Stop discussing your family’s medical conditions on social media channels like FaceBook, LinkedIn, and Twitter. Stop blogging about your children’s illnesses. Please.
You want support and information?
Pick up the phone and talk one-on-one with medical professionals. Join a confidential support group. Discuss your concerns over dinner with your family and loved ones. Get counseling.
FaceBook, LinkedIn, and Twitter are completely inappropriate communication channels to bandy about personal medical and health issues. Personally, I don’t want to hear about your teen daughter’s battle with depression, drug addiction, and bulimia. It’s none of my business. Telling stories about your grandmother’s dementia helps you deal with caretaker stress — but probably at the expense of her dignity and privacy. Pimping out your baby son as the face of a chronic disease — not to help him personally, but to “raise money to find a cure for all those afflicted” — is particularly despicable.
Knock it off.
On a certain level, I understand how tempting it can be if you are going through a difficult time with an ailing family member. You want to reach out and feel the love. But laying out others’ illnesses (or your own!) on social media channels to get pity, support, sympathy, or money from strangers and near-strangers can seriously limit opportunities.
Let me summarize a few stories I’ve heard from employers. The stories, in essence, go like this:
“We had a great job candidate. We did a search on FaceBook. Found out through a family member that he has diabetes / arthritis / cancer / high cholesterol / etc. We know this shouldn’t matter, but we also know that we need to keep our health insurance costs down. A well person is likely to be more productive than a chronically ill person. But we don’t have to tell him that. We can just say: ‘Sorry. We found another candidate that more closely met our needs.’”
It’s pretty to think that we have laws and policies to safeguard against this kind of discrimination. It’s wonderful to believe the hiring managers are nice people who can be counted upon to rise above such obvious prejudices. It’s also a sad reality that getting health insurance or even a job is a struggle for many in the United States. Why make it even more difficult?
I don’t want limit the career opportunities of the people I love. I don’t want to narrow their choices for accessing health care. And I don’t want to put their private matters into the hands of strangers so that I can selfishly squeak out a little sympathy for myself. How about you?
How much family health information do you share on FaceBook, Twitter, and LinkedIn? What’s in it for you?

{ 2 comments… read them below or add one }
I’m glad we live in a country where you can blog and post such great flame bait. I’m also glad we live in a country where someone can post a response that is completely contrary to yours.
But it is overwhelmingly obvious that you are uninformed and inexperienced about the emotional and communication dynamics that go on when you or someone in your immediate family are suffering. Social Media such as Facebook and Twitter are just that, media and if you extrapolate that just a little bit its also called communication.
I agree when it comes to LinkedIn and other professional social media – keep it professional. But on Facebook and Twitter – I think you’ve overstepped. These mediums are not exclusive territory of social marketers, corporations and business opportunists.
You’ve obviously have never been in a situation when you have a critically ill child and have a large extended family that wants information. I’m living that situation right now. [Note from Laura: At this point, the commenter revealed a private health fact about another person. I've redacted this one sentence to preserve the privacy I discussed in this very blog post.] A very large support base of family and friends that desire information for support and so they know what they can pray for. Do you know what it would be like to verbally tell the same information 100+ times!?!? Do YOU?
I support your right to opinion but its painfully obvious your world has never had to deal with heartbreaking tragedy.
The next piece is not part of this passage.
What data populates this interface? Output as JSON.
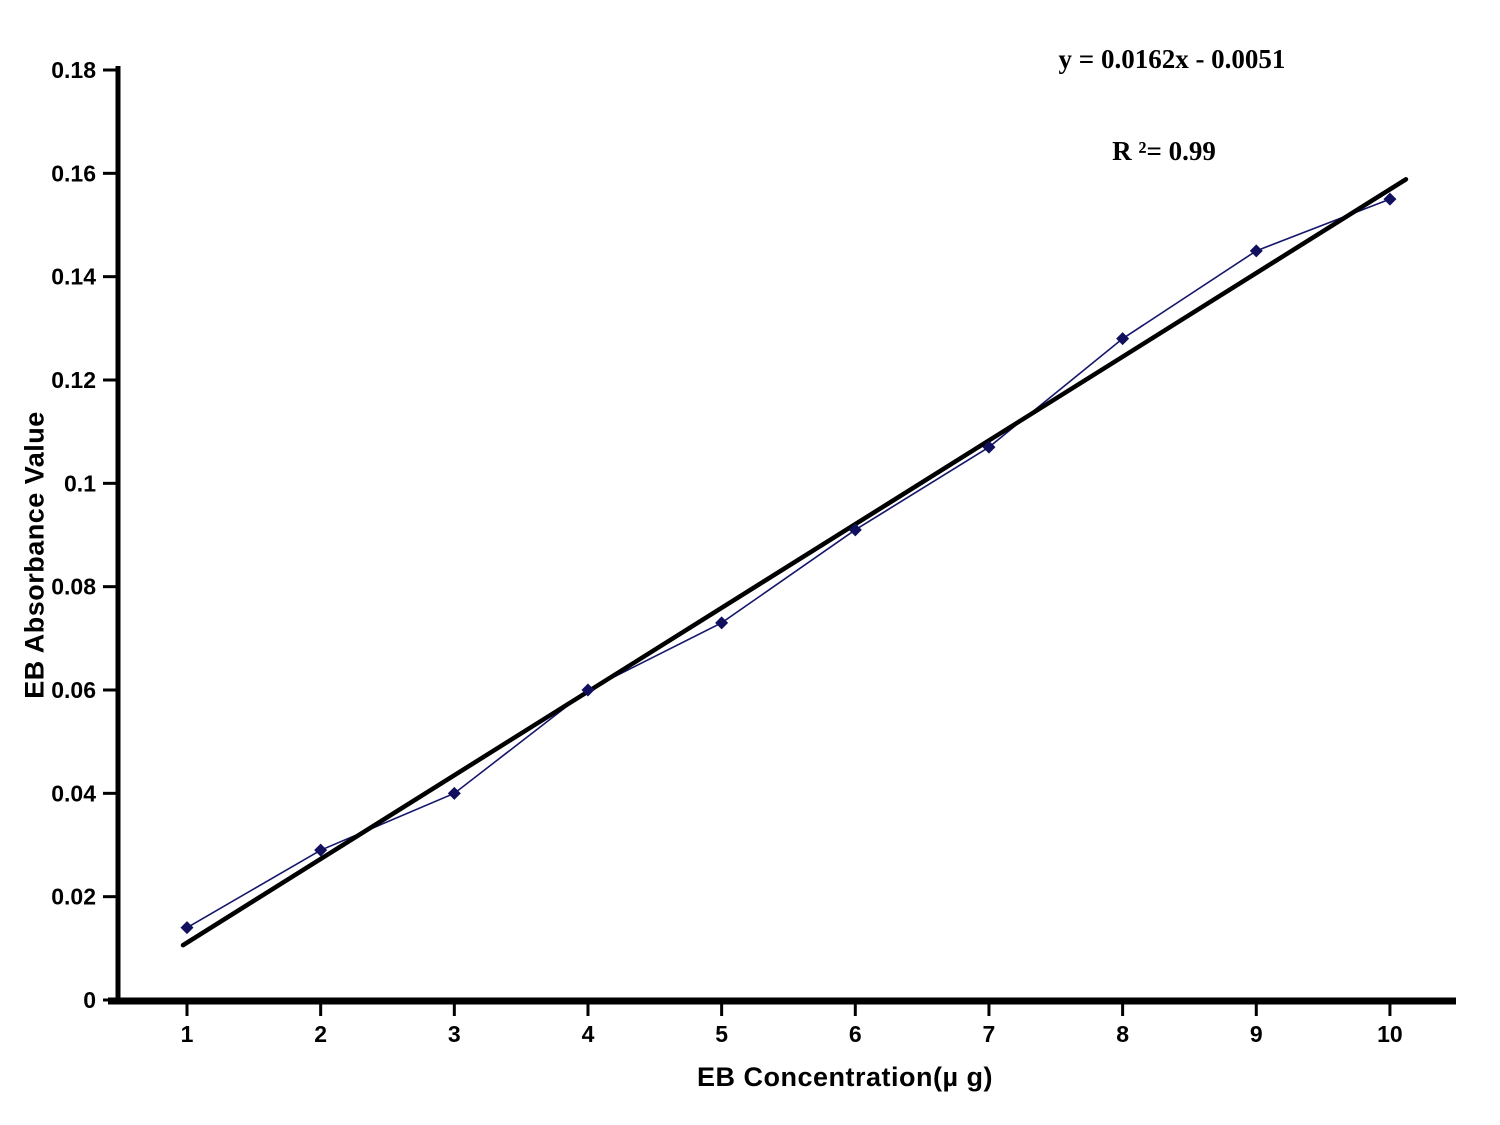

If you don’t want to hear this info from your Facebook friends or your Twitter stream – you’re the one that needs to change something.
Don’t take this response as hatred towards you or your blog – I just disagree with your assessment.
While FaceBook and Twitter are not “exclusive territory” for opportunists and predators — the fact that they might be there should give you pause before you freely hand them private health information.
Some hospitals create private online channels so that loved ones can communicate private matters in a secure environment — instead of exposing them to the kinds of risks I mention in this post. Over the years, we’re probably going to see more of these kinds of private social networks in health care.
Until then, please find other communication channels to share information and get support.